Our Story
Communicating from the Heart
Evelyn Chen
Speech-Language Therapist, NULL
Published on 10/07/19
Meet Evelyn Chen, a speech-language therapist who enables people with communication and/or swallowing difficulties to communicate to the best of their ability. This is her story. 


What sparked your interest in social service?

While in university, I volunteered with adults with varying disabilities. I realised how their communication difficulties affected their relationships with others and consequently, their quality of life. I became inspired to help people communicate better and working in social service offers me the best opportunity to do so.
 
Why did you choose your specialisation? What are your roles and responsibilities?

Communication is a crucial aspect of our lives that we often take for granted. I realised how frustrating it can be for children facing communication difficulties to understand their world and express themselves. I saw meaning in being the bridge of communication for them. I am a Speech-Language Therapist at a social service organisation where I assess communicative difficulties and provide therapy based on individual needs. 

What are some challenges you face at work? How do you overcome them?

My main challenge is getting various stakeholders involved. Most people may see therapy as the sole responsibility of the therapist, but it is most effective when stakeholders, such as parents and teachers, also work on common goals for the child. I often share with stakeholders the importance of a collaborative and supportive working relationship, and keep in regular contact with them throughout the therapy process.  

What are some memorable experiences in your career?

I worked with a client with autism whose mother needed support in understanding her child’s challenging behaviourial traits. I helped her realise that her child was probably demonstrating these traits to communicate a need or frustration, and not because of bad behaviour. After sharing with her on how to communicate with her child at a level that he understood better, she was able to connect with her child better and saw an improvement in the way he expressed himself.

What is one myth that you would like to dispel about the social service profession?

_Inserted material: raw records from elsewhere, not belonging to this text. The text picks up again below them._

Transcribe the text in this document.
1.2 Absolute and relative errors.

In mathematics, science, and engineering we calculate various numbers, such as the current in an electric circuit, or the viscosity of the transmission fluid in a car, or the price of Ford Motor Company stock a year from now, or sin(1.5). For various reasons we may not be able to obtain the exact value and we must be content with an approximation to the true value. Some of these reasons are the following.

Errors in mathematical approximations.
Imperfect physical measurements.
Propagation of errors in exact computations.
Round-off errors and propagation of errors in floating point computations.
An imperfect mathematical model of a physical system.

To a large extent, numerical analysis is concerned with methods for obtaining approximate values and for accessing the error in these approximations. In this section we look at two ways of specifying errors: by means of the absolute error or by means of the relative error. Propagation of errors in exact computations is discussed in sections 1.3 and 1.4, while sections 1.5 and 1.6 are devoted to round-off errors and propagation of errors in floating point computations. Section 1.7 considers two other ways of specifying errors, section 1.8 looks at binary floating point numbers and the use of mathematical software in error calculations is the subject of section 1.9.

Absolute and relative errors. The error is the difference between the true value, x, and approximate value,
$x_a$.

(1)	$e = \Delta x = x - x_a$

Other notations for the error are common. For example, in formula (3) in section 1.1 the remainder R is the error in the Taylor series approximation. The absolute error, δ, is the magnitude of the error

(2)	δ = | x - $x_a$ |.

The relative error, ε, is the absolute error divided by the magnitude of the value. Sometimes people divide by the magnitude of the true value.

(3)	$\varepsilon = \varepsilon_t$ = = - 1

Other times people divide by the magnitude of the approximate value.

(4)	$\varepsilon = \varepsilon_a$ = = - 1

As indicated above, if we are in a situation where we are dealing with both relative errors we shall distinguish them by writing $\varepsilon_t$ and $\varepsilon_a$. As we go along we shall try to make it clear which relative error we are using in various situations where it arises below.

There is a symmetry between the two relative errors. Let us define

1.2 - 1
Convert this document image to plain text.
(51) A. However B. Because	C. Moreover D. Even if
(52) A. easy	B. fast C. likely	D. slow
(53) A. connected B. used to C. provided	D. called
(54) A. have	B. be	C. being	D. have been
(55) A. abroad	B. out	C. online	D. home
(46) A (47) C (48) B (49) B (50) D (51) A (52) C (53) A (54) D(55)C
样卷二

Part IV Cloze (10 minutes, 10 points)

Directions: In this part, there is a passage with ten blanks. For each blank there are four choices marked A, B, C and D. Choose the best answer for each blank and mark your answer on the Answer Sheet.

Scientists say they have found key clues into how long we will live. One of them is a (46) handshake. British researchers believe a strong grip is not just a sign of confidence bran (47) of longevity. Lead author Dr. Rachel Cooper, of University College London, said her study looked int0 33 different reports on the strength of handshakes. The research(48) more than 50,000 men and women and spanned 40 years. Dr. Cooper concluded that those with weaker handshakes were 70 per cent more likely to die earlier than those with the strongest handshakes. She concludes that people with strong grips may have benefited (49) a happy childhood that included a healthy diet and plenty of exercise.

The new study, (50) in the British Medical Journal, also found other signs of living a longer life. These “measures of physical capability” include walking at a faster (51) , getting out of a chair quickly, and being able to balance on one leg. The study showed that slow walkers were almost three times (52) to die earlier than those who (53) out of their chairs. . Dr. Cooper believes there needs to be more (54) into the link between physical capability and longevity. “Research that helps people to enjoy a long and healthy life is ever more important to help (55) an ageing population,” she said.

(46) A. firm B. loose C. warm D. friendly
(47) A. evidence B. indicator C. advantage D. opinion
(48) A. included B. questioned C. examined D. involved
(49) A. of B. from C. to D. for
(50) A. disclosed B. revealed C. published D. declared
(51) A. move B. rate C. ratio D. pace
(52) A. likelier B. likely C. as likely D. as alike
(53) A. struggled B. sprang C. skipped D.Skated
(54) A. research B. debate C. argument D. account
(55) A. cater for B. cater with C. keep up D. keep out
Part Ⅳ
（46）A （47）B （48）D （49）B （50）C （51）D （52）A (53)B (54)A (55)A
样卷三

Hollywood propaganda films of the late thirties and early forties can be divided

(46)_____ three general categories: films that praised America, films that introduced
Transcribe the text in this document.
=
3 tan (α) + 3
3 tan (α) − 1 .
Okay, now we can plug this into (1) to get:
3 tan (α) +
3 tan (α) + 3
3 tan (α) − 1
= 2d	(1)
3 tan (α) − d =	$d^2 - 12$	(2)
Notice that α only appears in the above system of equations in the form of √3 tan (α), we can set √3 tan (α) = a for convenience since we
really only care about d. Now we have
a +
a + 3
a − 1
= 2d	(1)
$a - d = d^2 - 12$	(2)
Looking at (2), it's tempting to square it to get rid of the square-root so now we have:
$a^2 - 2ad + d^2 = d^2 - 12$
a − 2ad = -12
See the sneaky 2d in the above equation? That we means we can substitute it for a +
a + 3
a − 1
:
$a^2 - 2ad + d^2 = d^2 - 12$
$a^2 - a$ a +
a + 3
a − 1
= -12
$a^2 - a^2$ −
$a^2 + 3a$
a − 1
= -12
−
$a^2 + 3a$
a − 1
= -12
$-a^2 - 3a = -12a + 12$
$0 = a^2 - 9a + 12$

The perception is that the social service sector is an unexciting one with limited opportunities for development. On the contrary, it is growing at a fast pace, with attractive remuneration, and opportunities for career development. As more attention is placed on the sector, and as it gears up to serve the increasing needs of our society, we can only look forward to exciting times ahead. 

How has the social service scholarship benefitted you?

The social service scholarship allowed me to pursue my master’s in speech-language therapy overseas. This broadened my exposure to how speech-language therapy is practised internationally. With a diversified pool of knowledge and skills acquired, I can contribute more back here in Singapore. The scholarship also provides rotation opportunities to different agencies every two years. Through this, I gain a variety of clinical experiences with different agencies and client demographics which gives me a macro perspective of various therapy models and organisational structures.

What advice would you give to those considering a scholarship with NCSS?

 A social service scholar should have the heart to serve. With the passion to serve your clients, you will continuously strive to do your best for them even during difficult times. Having an openness to learn is another crucial quality that would improve your skills as a clinician and improve your service. 
Pictured is Evelyn with her picture tools in a therapy session.